If you ever needed to create summaries of raw data, but had no time you have most probably heard of pivot tables before. They are glorious when it comes to solving many of your usual excel tasks, though still not all of us know how to use them, despite them being pretty straightforward.
What pivot tables are good for?
- Pulling together summary statistics from raw data (and doing so in no time)
- Slice and dice your data easily. Basically play with it to help you uncover insights
- Creating easy to refresh dashboards, especially when combined with the tables function of excel
- Create any sort of categorization, keep that logic and be able to copy it into multiple pivot tables (if you copy, then paste the original one)
- I’m sure there are more, but I hope you got the hang of it
Personally I use pivot tables the most out of Excel’s functions. It makes data discovery and “quick & dirty” reporting so easy. A lot of tips & tricks documents for Excel will mention pivot tables as a go to tool for these tasks. Despite this you will be surprised how much you will be considered an “Excel guru” for knowing how to use them.
So how to create pivot tables?
I have found a straightforward video in a Hubspot blogpost explaining the basics.

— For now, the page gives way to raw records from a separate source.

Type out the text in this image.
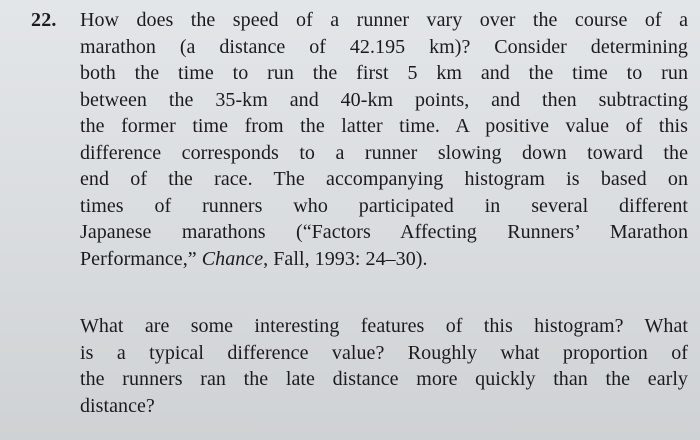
22. How does the speed of a runner vary over the course of a
marathon (a distance of 42.195 km)? Consider determining
both the time to run the first 5 km and the time to run
between the 35-km and 40-km points, and then subtracting
the former time from the latter time. A positive value of this
difference corresponds to a runner slowing down toward the
end of the race. The accompanying histogram is based on
times of runners who participated in several different
Japanese marathons (“Factors Affecting Runners’ Marathon
Performance,” Chance, Fall, 1993: 24–30).
What are some interesting features of this histogram? What
is a typical difference value? Roughly what proportion of
the runners ran the late distance more quickly than the early
distance?
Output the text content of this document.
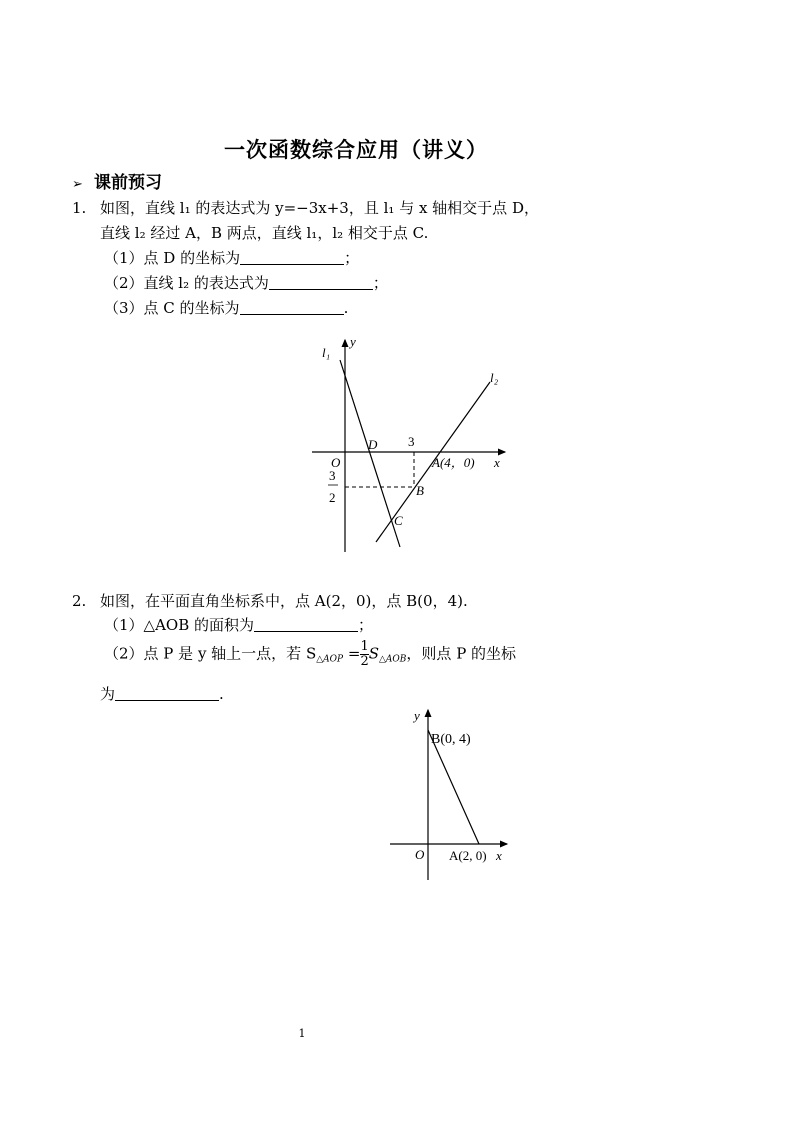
一次函数综合应用（讲义）
➢ 课前预习
1. 如图，直线 l₁ 的表达式为 y=−3x+3，且 l₁ 与 x 轴相交于点 D，
直线 l₂ 经过 A，B 两点，直线 l₁，l₂ 相交于点 C.
（1）点 D 的坐标为	；
（2）直线 l₂ 的表达式为	；
（3）点 C 的坐标为	.
l₁
y
l₂
D 3
O	A(4，0) x
B
C
3
2
2. 如图，在平面直角坐标系中，点 A(2，0)，点 B(0，4).
（1）△AOB 的面积为	；
（2）点 P 是 y 轴上一点，若 $S_{\triangle AOP} = \frac{1}{2} S_{\triangle AOB}$，则点 P 的坐标
为	.
y
B(0, 4)
O A(2, 0) x
1
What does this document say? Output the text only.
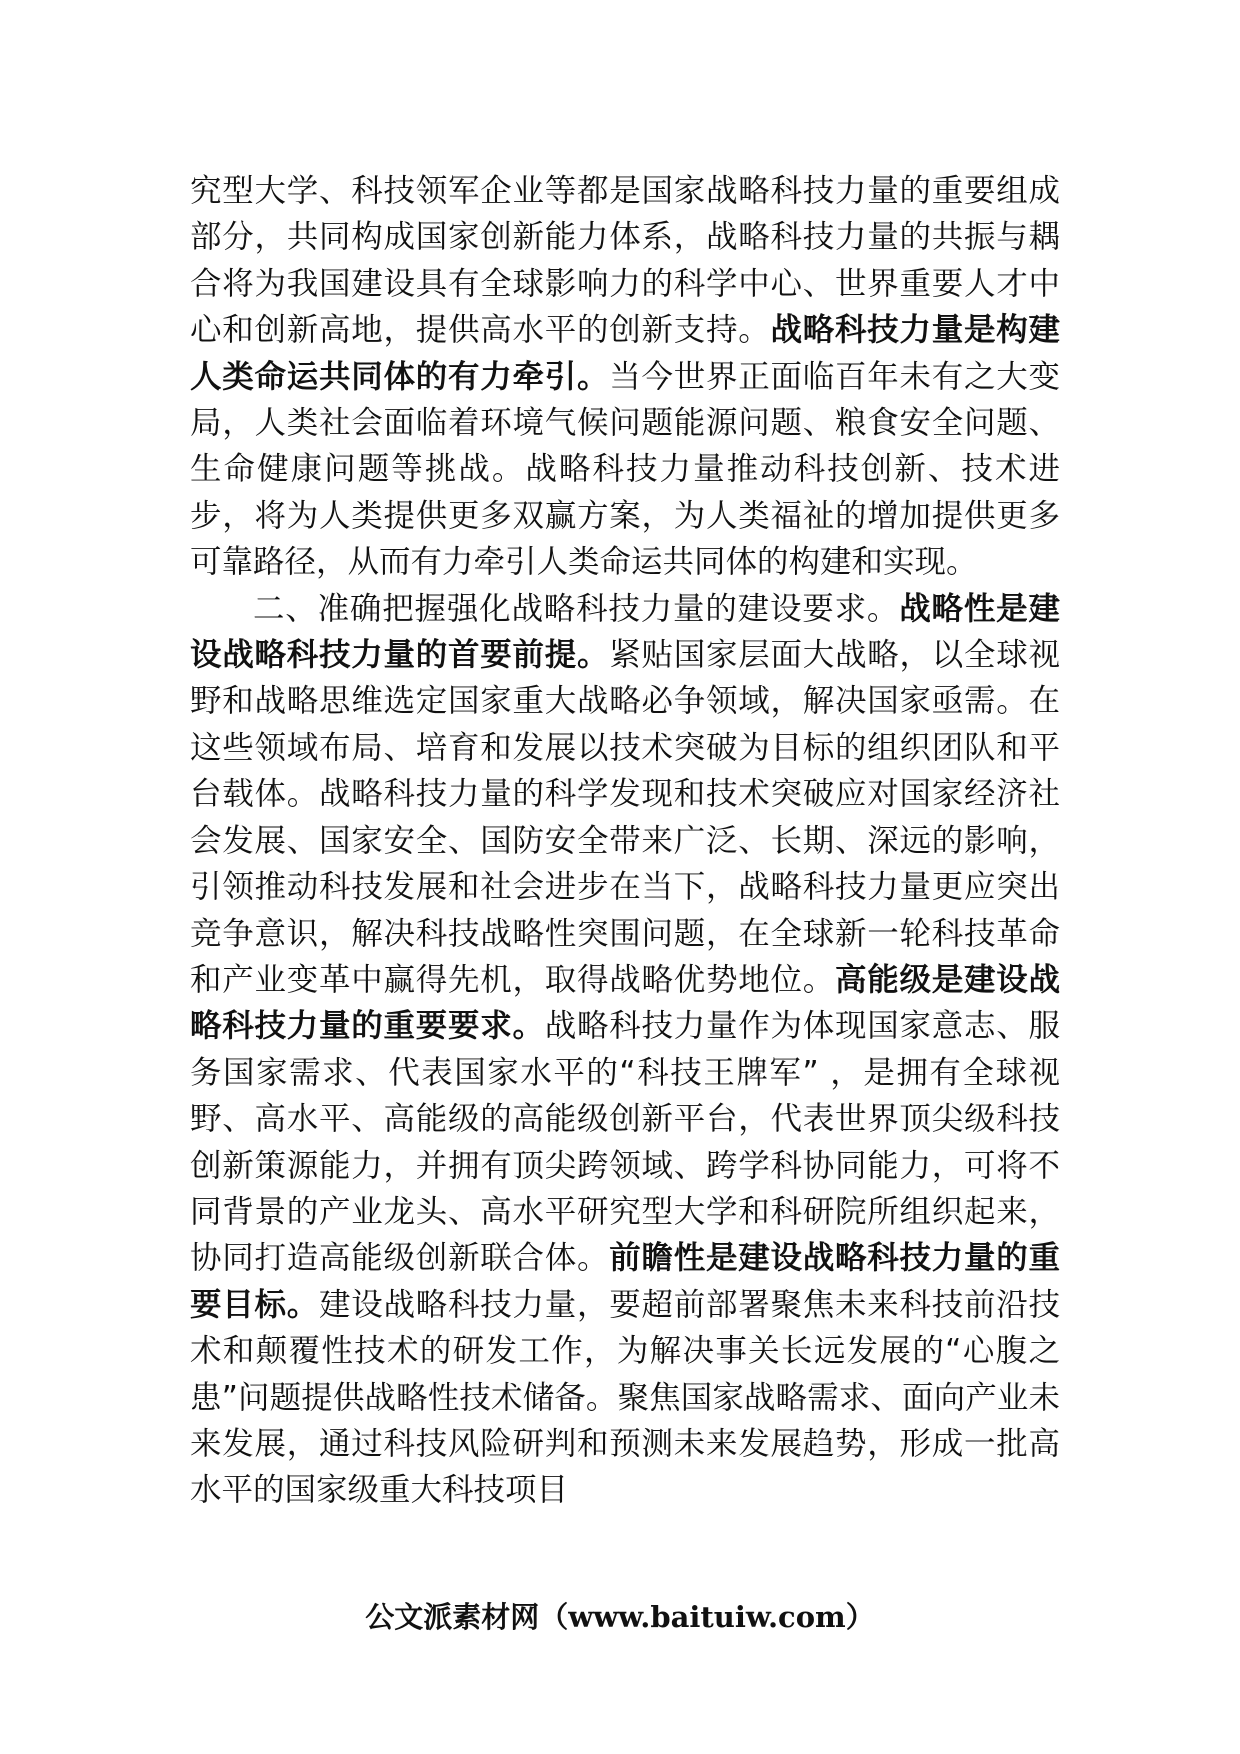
究型大学、科技领军企业等都是国家战略科技力量的重要组成部分，共同构成国家创新能力体系，战略科技力量的共振与耦合将为我国建设具有全球影响力的科学中心、世界重要人才中心和创新高地，提供高水平的创新支持。战略科技力量是构建人类命运共同体的有力牵引。当今世界正面临百年未有之大变局，人类社会面临着环境气候问题能源问题、粮食安全问题、生命健康问题等挑战。战略科技力量推动科技创新、技术进步，将为人类提供更多双赢方案，为人类福祉的增加提供更多可靠路径，从而有力牵引人类命运共同体的构建和实现。

二、准确把握强化战略科技力量的建设要求。战略性是建设战略科技力量的首要前提。紧贴国家层面大战略，以全球视野和战略思维选定国家重大战略必争领域，解决国家亟需。在这些领域布局、培育和发展以技术突破为目标的组织团队和平台载体。战略科技力量的科学发现和技术突破应对国家经济社会发展、国家安全、国防安全带来广泛、长期、深远的影响，引领推动科技发展和社会进步在当下，战略科技力量更应突出竞争意识，解决科技战略性突围问题，在全球新一轮科技革命和产业变革中赢得先机，取得战略优势地位。高能级是建设战略科技力量的重要要求。战略科技力量作为体现国家意志、服务国家需求、代表国家水平的“科技王牌军” ，是拥有全球视野、高水平、高能级的高能级创新平台，代表世界顶尖级科技创新策源能力，并拥有顶尖跨领域、跨学科协同能力，可将不同背景的产业龙头、高水平研究型大学和科研院所组织起来，协同打造高能级创新联合体。前瞻性是建设战略科技力量的重要目标。建设战略科技力量，要超前部署聚焦未来科技前沿技术和颠覆性技术的研发工作，为解决事关长远发展的“心腹之患”问题提供战略性技术储备。聚焦国家战略需求、面向产业未来发展，通过科技风险研判和预测未来发展趋势，形成一批高水平的国家级重大科技项目

公文派素材网（www.baituiw.com）
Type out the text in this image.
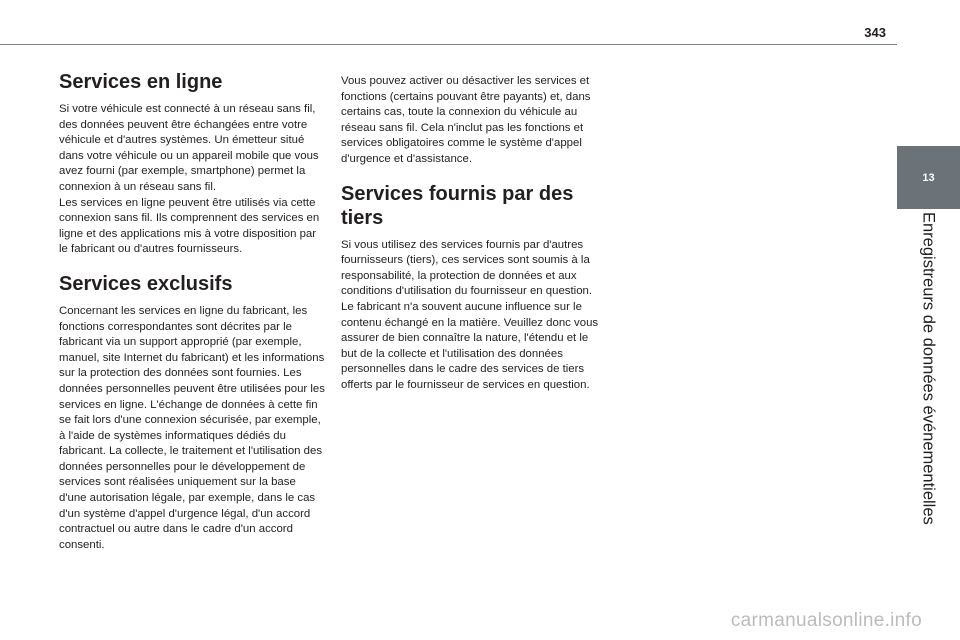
343
13
Enregistreurs de données événementielles
Services en ligne

Si votre véhicule est connecté à un réseau sans fil, des données peuvent être échangées entre votre véhicule et d'autres systèmes. Un émetteur situé dans votre véhicule ou un appareil mobile que vous avez fourni (par exemple, smartphone) permet la connexion à un réseau sans fil.

Les services en ligne peuvent être utilisés via cette connexion sans fil. Ils comprennent des services en ligne et des applications mis à votre disposition par le fabricant ou d'autres fournisseurs.

Services exclusifs

Concernant les services en ligne du fabricant, les fonctions correspondantes sont décrites par le fabricant via un support approprié (par exemple, manuel, site Internet du fabricant) et les informations sur la protection des données sont fournies. Les données personnelles peuvent être utilisées pour les services en ligne. L'échange de données à cette fin se fait lors d'une connexion sécurisée, par exemple, à l'aide de systèmes informatiques dédiés du fabricant. La collecte, le traitement et l'utilisation des données personnelles pour le développement de services sont réalisées uniquement sur la base d'une autorisation légale, par exemple, dans le cas d'un système d'appel d'urgence légal, d'un accord contractuel ou autre dans le cadre d'un accord consenti.

Vous pouvez activer ou désactiver les services et fonctions (certains pouvant être payants) et, dans certains cas, toute la connexion du véhicule au réseau sans fil. Cela n'inclut pas les fonctions et services obligatoires comme le système d'appel d'urgence et d'assistance.

Services fournis par des tiers

Si vous utilisez des services fournis par d'autres fournisseurs (tiers), ces services sont soumis à la responsabilité, la protection de données et aux conditions d'utilisation du fournisseur en question. Le fabricant n'a souvent aucune influence sur le contenu échangé en la matière. Veuillez donc vous assurer de bien connaître la nature, l'étendu et le but de la collecte et l'utilisation des données personnelles dans le cadre des services de tiers offerts par le fournisseur de services en question.

carmanualsonline.info
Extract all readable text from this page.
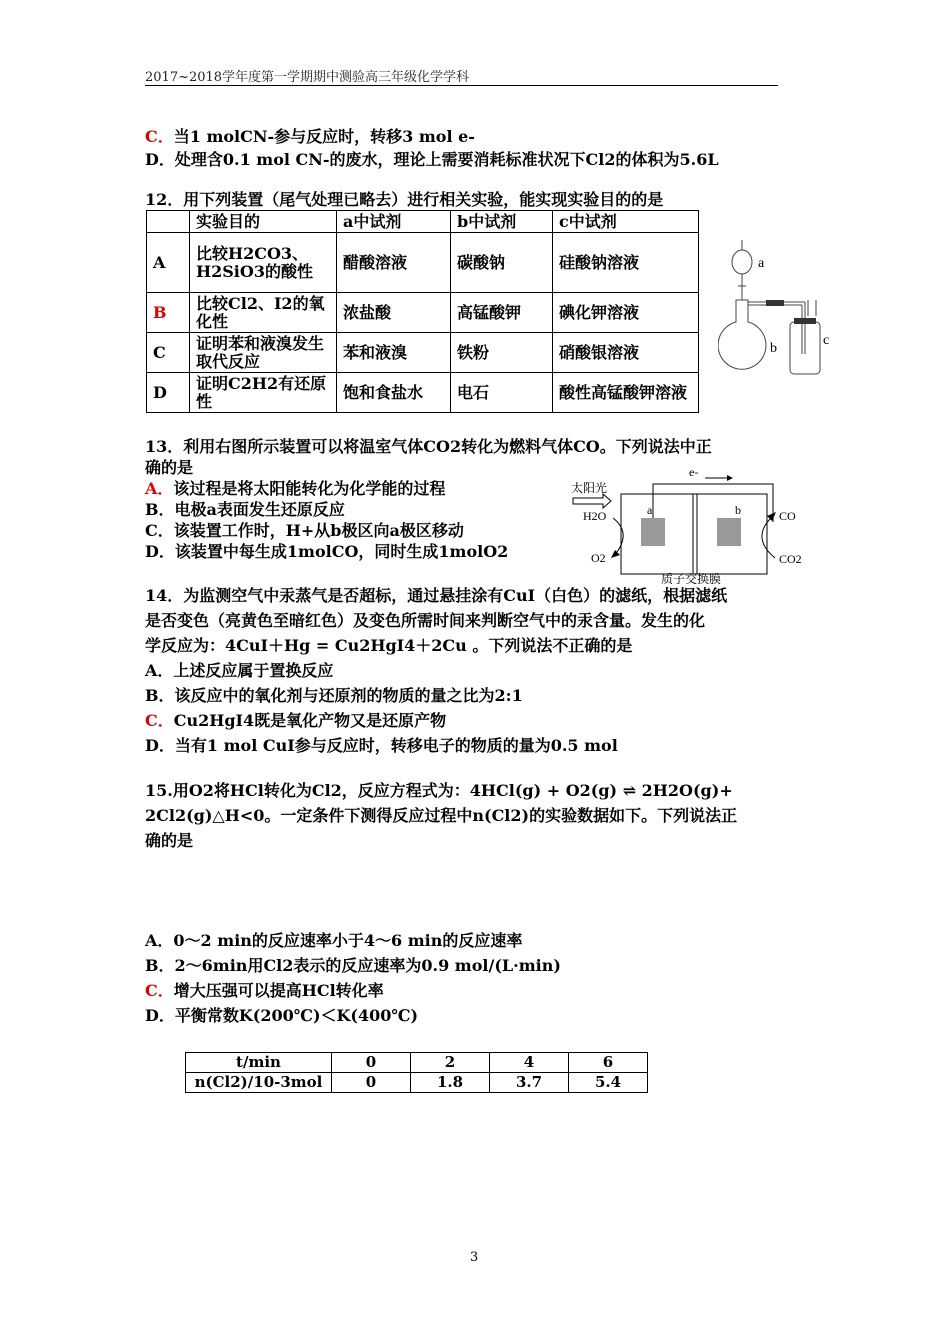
2017~2018学年度第一学期期中测验高三年级化学学科
C．当1 molCN-参与反应时，转移3 mol e-
D．处理含0.1 mol CN-的废水，理论上需要消耗标准状况下Cl2的体积为5.6L
12．用下列装置（尾气处理已略去）进行相关实验，能实现实验目的的是
	实验目的	a中试剂	b中试剂	c中试剂
A	比较H2CO3、H2SiO3的酸性	醋酸溶液	碳酸钠	硅酸钠溶液
B	比较Cl2、I2的氧化性	浓盐酸	高锰酸钾	碘化钾溶液
C	证明苯和液溴发生取代反应	苯和液溴	铁粉	硝酸银溶液
D	证明C2H2有还原性	饱和食盐水	电石	酸性高锰酸钾溶液
a
b
c
13．利用右图所示装置可以将温室气体CO2转化为燃料气体CO。下列说法中正
确的是
A．该过程是将太阳能转化为化学能的过程
B．电极a表面发生还原反应
C．该装置工作时，H+从b极区向a极区移动
D．该装置中每生成1molCO，同时生成1molO2
e-
太阳光
a	b
H2O
O2
CO
CO2
质子交换膜
14．为监测空气中汞蒸气是否超标，通过悬挂涂有CuI（白色）的滤纸，根据滤纸
是否变色（亮黄色至暗红色）及变色所需时间来判断空气中的汞含量。发生的化
学反应为：4CuI＋Hg = Cu2HgI4＋2Cu 。下列说法不正确的是
A．上述反应属于置换反应
B．该反应中的氧化剂与还原剂的物质的量之比为2:1
C．Cu2HgI4既是氧化产物又是还原产物
D．当有1 mol CuI参与反应时，转移电子的物质的量为0.5 mol
15.用O2将HCl转化为Cl2，反应方程式为：4HCl(g) + O2(g) ⇌ 2H2O(g)+
2Cl2(g)△H<0。一定条件下测得反应过程中n(Cl2)的实验数据如下。下列说法正
确的是
A．0～2 min的反应速率小于4～6 min的反应速率
B．2～6min用Cl2表示的反应速率为0.9 mol/(L·min)
C．增大压强可以提高HCl转化率
D．平衡常数K(200℃)＜K(400℃)
t/min	0	2	4	6
n(Cl2)/10-3mol	0	1.8	3.7	5.4
3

There are many more tricks though, like calculated fields and different aggragation statistics, but once you mastered the basics they are quite easy to figure out. A short excrept in the form of a GIF is below, but to watch the full video you should head to Hubspot’s site.
Excel’s pivot tables function is a going to save you tons of time and will make you look awesome. I do think this is a must have skill for any marketer who deals at least a bit with numbers. And who wouldn’t need to do that? So if you want to make your life easier, then spend a bit of time learning the ropes.